Monday, February 10, 2014

Sexy Sex

This is part 3 in a series on sex (because I promise that talking about sex will not turn you into a porn fiend. It will probably do the exact opposite). Part I. Part II.

So, sexy Catholic sex. This is the middle ground, the liberal and pure as opposed to the libertine or puritan. This isn't even really Catholic sex insomuch as it is HUMAN sex. Like I said last time, sex is marriage, and marriage is what we call a "natural" sacrament, that is it comes from our nature and was ratified by Jesus as a sacrament (as opposed to the Eucharist or Ordination which was directly instituted by Him as a new thing).

So Sex. Marriage. Love. There are so many ways to get it wrong, how do we get it right?

Let's start with love. There's a reason that we call sex "Making Love." It does. It's meant to be a love factory. The endorphins trigger the emotional "in love," while the intimacy promotes the development of authentic, self giving love that gets us through the daily grind.

What can we say about love? So many things, but I want to focus on 4, the 4 marks of authentic love. True love, any love, the love of a friend, a child, a neighbor, an enemy, or your spouse, must have these characteristics:

  • Free
  • Faithful
  • Fruitful
  • Total

Love is free, which means it cannot be bought or sold, but must be a gift. It must be liberal in the truest sense of the word.

Love is faithful, which means we make promises to our beloved and keep them, and we believe our beloved when they make promises to us.

Love is fruitful, which means it must give life, be it through edification or procreation.
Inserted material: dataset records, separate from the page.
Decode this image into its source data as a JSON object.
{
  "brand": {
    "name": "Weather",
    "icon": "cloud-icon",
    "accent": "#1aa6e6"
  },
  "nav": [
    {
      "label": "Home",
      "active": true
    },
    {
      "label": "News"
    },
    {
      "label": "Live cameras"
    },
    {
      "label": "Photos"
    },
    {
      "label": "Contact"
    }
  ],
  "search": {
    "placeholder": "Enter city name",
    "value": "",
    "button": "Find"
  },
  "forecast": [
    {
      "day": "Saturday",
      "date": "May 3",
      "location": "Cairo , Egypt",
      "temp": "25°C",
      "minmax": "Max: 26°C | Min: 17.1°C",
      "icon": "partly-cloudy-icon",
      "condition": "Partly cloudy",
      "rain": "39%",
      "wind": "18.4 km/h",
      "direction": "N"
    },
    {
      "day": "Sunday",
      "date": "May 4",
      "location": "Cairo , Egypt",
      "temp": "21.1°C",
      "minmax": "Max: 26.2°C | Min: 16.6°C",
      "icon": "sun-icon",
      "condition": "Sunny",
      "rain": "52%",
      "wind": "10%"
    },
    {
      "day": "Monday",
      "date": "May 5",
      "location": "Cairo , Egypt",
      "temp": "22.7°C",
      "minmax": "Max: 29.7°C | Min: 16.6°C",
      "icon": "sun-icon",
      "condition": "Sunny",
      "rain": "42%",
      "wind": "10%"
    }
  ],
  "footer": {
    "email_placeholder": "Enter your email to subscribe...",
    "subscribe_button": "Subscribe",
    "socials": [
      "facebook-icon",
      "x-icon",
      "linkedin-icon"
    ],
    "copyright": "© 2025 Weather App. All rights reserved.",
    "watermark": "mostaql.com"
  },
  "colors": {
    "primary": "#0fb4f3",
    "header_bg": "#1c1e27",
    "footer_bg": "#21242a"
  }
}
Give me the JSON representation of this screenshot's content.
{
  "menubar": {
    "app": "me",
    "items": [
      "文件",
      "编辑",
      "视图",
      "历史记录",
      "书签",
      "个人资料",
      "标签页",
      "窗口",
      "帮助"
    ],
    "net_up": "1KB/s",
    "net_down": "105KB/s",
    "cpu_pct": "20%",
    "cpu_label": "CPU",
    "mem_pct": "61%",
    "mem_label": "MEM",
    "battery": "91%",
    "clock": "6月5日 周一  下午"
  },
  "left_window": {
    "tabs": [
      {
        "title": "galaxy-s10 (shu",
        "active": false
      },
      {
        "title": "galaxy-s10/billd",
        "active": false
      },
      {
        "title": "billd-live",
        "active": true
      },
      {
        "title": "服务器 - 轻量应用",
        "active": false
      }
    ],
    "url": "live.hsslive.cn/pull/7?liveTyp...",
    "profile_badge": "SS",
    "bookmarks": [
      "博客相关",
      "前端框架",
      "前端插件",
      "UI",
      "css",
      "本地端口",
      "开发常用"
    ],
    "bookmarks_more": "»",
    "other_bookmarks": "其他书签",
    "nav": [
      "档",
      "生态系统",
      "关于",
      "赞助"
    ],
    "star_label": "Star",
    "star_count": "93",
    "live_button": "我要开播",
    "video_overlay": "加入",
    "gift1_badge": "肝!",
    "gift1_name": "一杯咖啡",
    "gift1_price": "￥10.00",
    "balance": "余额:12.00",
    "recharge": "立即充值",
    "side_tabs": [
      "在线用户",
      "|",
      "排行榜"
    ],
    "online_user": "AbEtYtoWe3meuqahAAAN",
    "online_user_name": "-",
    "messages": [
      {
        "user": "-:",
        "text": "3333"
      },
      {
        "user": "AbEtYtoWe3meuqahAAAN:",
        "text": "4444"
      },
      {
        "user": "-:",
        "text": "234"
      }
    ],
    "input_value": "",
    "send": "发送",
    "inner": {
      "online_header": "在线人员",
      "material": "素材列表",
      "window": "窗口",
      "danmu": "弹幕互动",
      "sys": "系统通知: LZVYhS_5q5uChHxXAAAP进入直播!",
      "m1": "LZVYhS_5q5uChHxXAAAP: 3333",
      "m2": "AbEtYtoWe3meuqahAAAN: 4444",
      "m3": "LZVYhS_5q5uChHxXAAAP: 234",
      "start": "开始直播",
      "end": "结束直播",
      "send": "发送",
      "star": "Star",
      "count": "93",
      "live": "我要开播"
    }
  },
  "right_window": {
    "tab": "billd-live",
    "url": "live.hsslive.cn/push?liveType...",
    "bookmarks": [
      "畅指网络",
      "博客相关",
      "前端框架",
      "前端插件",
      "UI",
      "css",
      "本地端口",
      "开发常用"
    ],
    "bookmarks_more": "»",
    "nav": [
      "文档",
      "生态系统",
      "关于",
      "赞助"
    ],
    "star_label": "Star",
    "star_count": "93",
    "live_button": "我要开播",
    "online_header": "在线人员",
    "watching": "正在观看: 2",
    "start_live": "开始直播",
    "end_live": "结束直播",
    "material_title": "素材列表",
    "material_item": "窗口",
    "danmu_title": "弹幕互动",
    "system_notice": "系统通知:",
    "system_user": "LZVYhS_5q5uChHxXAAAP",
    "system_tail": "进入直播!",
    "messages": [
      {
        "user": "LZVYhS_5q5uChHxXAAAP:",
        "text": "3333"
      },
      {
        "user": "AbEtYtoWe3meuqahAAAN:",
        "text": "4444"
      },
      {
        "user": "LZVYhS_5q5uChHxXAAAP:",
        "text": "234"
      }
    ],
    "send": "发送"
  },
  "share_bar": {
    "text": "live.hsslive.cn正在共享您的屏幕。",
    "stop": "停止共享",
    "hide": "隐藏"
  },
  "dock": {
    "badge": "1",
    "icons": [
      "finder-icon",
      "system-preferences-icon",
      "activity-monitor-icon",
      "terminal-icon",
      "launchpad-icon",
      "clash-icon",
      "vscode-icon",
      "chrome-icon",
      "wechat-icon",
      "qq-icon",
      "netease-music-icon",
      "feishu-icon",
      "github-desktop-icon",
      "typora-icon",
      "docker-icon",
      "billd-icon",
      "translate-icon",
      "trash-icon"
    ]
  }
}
Love is total, which means you cannot hold back in love. You can never say "satis," enough. You can never love too much, there is always more love to give, and always more love to receive.

These are the four signs by which we know love, and they are the source of the Church's teachings on sexual morality.

Rape, be it forcible, coercive, or statutory, violates freedom. This includes rape within a marriage (yes, it is possible and it does happen), wherein what should be waited for and accepted as a gift is taken by force.

Premarital sex and adultery - fornication - are offenses against fidelity. No promise of faithfulness is given, or a promise to faithfulness is broken.

Artificial contraception is an offense against fruitfulness. The life giving character - the natural end of human sexuality - is thwarted.

All of the above and Lady Gaga are offenses against totality. We withhold something, keep it for ourselves, as we hold back our fertility by using artificial contraception. We are not giving of ourselves, our whole selves, our true selves.

In "Do What U Want," Lady Gaga sings that "You can't have my heart, and you won't use my mind, but do what you want with my body." What dry, empty, mechanical, meaningless sex that is! Some of the most edifying conversations between me and the Mrs. have been in the midst of sex! I don't necessarily remember them later, but it's not about planning, or coming up with some idea, it's about communicating myself to my wife body, mind, and heart, and receiving her communication in return body, mind, and heart.

To love is to desire union with the beloved, to be one with the beloved, to be connatural with the beloved. In the marital embrace, in the sexy human sex, that means that I do not simply "Do what I want" with my beloved's body, but rather I give my body to her, my mind to her, my heart to her, and receive her body, her mind, and her heart as gift.

And that's the really great thing about authentic sexuality, it's so freeing! Hollywood's got it wrong, not every sexual encounter is a mind-blowing orgasm fest between two perfect people. Sometimes it is (or at least it feels that way), but sometimes it's 5 minutes alone in a locked room because it's the only time you could find to get away from the children.

Sometimes it's more about games and cleverness, sometimes it's more about the passionate dance of two bodies, and sometimes it's just a time to forget everything else and drown in the love of the beloved, but every time it is done right, it is an experience of my beloved and I becoming one.

It is to touch heaven.

Booth:

All of us are basically alone, separate creatures just circling each other. All searching for that slightest hint of a real connection. Some look in the wrong places, some, they just give up hope because in their mind they're thinking "Oh, there’s nobody out there for me."

But all of us, we keep trying over, and over again. Why? Because every once in a while, every once in a while, two people meet. And there’s that spark.

And yes Bones, he’s handsome. And she’s beautiful. And maybe that’s all they see at first... But making love? Making. Love. That’s when two people become one.

Brennan:

It is... scientifically impossible for two objects to occupy the same space.

Booth:

Yeah, but what’s important is we try. And when we do it right, we get close.

Brennan:

To what? Breaking the laws of physics?

Booth:

Yeah, Bones. A miracle. Those people- role-playing and their fetishes and their little sex games- It’s crappy sex. Well, at least compared to the real thing.